Nach der Finanzierungsrunde in Höhe von rund einer Million Euro im März treibt das Wiener Kreislaufwirtschafts-Startup Minimist seine internationale Expansion voran. Nach dem Markteintritt in Großbritannien kooperiert das Unternehmen nun mit Salvos Stores, dem Einzelhandelszweig der Heilsarmee in Australien.

Salvos: 400 Filialen in Australien und Teil der Heilsarmee

Salvos Stores betreibt landesweit rund 400 Filialen und verarbeitet nach eigenen Angaben jährlich mehr als 50 Millionen Sachspenden. Als Einzelhandelszweig ist Salvos organisatorisch Teil der Heilsarmee, einer international tätigen evangelischen Freikirche mit sozialem Hilfswerk, die weltweit in Territorien und Divisionen gegliedert ist. Die Erlöse aus dem Verkauf gebrauchter Ware fließen laut Unternehmen in soziale Projekte der Organisation.

Minimists Software soll die Erfassung, die automatisierte Preisfindung und den Multi-Channel-Verkauf von Sachspenden digitalisieren. Salvos verspricht sich dadurch weniger administrativen Aufwand und kürzere Durchlaufzeiten in den Filialen. Ein Pilotprojekt sei laut Minimist erfolgreich abgeschlossen worden.

Minimist COO Anna Greil (links) vor einem der 400 Salvos Stores in Australien © Minimist

WU Ignite Ventures und Seebacher mit je 50.000 Euro

Laut Pressemitteilung investieren mit WU Ignite Ventures und dem Angel-Investor Johannes Seebacher zwei neue Geldgeber:innen in Minimist. Wie Anna Greil im Gespräch mit brutkasten präzisiert, beteiligen sich beide mit jeweils 50.000 Euro.
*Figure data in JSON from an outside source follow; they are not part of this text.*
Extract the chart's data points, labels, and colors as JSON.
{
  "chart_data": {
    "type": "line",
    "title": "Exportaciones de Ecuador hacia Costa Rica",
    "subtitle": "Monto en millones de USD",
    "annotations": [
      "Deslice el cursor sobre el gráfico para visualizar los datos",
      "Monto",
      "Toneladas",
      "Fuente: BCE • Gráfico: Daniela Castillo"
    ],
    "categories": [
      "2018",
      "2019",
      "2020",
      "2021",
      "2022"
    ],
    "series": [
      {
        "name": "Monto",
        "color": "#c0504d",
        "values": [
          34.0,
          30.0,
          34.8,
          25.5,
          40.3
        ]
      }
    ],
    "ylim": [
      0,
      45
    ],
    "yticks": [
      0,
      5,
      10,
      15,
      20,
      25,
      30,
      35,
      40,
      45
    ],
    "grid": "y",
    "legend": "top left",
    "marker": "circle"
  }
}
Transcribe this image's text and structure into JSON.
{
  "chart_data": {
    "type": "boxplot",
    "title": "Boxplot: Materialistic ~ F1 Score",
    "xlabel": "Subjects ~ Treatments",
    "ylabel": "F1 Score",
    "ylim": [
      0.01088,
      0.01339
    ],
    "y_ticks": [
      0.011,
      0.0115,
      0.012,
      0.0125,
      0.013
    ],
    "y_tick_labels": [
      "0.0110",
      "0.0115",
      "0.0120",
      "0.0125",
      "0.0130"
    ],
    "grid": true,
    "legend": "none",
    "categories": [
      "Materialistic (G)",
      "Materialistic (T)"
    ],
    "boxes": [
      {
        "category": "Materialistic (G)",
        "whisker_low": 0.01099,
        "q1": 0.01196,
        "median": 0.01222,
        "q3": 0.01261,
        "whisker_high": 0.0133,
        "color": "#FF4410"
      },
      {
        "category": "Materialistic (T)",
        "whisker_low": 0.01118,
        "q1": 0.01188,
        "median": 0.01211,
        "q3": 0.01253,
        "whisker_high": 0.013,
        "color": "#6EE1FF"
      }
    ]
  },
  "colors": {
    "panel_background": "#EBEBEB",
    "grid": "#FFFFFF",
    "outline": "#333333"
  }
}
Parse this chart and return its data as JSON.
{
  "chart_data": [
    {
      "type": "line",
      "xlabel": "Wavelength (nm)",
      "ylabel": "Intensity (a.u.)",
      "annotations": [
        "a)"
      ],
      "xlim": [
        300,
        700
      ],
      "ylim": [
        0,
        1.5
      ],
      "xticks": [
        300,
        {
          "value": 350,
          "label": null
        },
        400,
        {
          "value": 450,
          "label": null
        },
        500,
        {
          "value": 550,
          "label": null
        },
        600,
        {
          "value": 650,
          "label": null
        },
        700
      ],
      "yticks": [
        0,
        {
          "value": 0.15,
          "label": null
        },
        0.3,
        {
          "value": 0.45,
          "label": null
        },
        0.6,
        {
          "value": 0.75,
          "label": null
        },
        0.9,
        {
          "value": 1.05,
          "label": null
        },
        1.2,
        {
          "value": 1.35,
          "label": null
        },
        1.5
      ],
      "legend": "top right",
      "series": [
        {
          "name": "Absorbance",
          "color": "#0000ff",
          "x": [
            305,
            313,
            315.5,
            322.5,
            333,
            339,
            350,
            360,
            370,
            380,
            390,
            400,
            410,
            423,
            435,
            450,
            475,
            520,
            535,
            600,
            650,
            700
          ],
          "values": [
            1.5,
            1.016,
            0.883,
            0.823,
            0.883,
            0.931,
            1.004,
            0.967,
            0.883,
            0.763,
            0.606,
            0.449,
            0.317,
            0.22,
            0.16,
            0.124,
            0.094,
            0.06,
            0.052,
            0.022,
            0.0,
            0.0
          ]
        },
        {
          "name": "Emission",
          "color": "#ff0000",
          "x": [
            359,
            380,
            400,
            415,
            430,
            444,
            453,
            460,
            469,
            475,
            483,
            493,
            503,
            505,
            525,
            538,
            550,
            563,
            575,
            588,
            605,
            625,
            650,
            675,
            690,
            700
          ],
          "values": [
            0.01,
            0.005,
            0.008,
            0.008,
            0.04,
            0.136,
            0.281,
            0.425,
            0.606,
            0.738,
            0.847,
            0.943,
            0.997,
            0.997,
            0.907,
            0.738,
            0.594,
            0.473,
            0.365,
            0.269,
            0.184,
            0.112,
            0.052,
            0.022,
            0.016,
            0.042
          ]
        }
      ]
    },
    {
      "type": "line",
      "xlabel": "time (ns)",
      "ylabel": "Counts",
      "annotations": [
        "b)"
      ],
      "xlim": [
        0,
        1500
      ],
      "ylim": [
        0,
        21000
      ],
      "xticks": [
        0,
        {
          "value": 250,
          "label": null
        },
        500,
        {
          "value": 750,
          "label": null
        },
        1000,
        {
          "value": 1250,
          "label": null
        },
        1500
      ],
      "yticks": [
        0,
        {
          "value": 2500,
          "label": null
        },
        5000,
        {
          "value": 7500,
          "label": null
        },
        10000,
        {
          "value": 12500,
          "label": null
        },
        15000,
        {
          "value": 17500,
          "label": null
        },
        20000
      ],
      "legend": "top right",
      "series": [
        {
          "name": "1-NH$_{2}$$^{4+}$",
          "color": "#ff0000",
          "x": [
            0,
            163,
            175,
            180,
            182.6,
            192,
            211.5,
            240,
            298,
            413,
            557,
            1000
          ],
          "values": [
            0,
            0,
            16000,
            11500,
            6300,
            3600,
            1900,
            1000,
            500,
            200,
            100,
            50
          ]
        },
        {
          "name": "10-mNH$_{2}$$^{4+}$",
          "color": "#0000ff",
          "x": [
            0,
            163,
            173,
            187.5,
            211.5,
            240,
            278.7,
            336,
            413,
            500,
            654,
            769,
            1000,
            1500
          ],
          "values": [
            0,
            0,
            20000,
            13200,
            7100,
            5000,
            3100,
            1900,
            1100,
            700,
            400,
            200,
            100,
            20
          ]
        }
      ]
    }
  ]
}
Insgesamt seien nach der 1-Million-Runde vom März diesen Jahres im Mai nochmals zwischen 150.000 und 200.000 Euro an zusätzlichem Kapital in das Startup geflossen; die übrigen Investor:innen dieser Nachfinanzierung wollten laut Greil nicht genannt werden.

WU-Ignite-Ventures-Co-Geschäftsführer Rudolf Dömötör begründet sein Investment in Minimist: „Re-Commerce wird oft als Nische betrachtet. Stephan, Anna und Robert beweisen mit Minimist das Gegenteil: Sie bauen die Infrastruktur für einen der wirksamsten Hebel der Kreislaufwirtschaft, und zwar in globalem Maßstab.Dass ein Wiener Team mit Salvos Stores einen der größten Charity-Retailer Australiens gewinnt, zeigt, wie ernst dieser Anspruch gemeint ist.“

Von Wien in die Welt

Minimist wurde von Stephan Hofmann und Robert Andrei Damian gegründet. 2025 stieß Anna Greil als Late-Co-Founder und COO dazu. Das Startup sicherte sich bereits mehrere Finanzierungsrunden, unter anderem von Eversports-Gründer Hanno Lippitsch. Die Produktentwicklung bleibt laut Unternehmen in Wien verankert.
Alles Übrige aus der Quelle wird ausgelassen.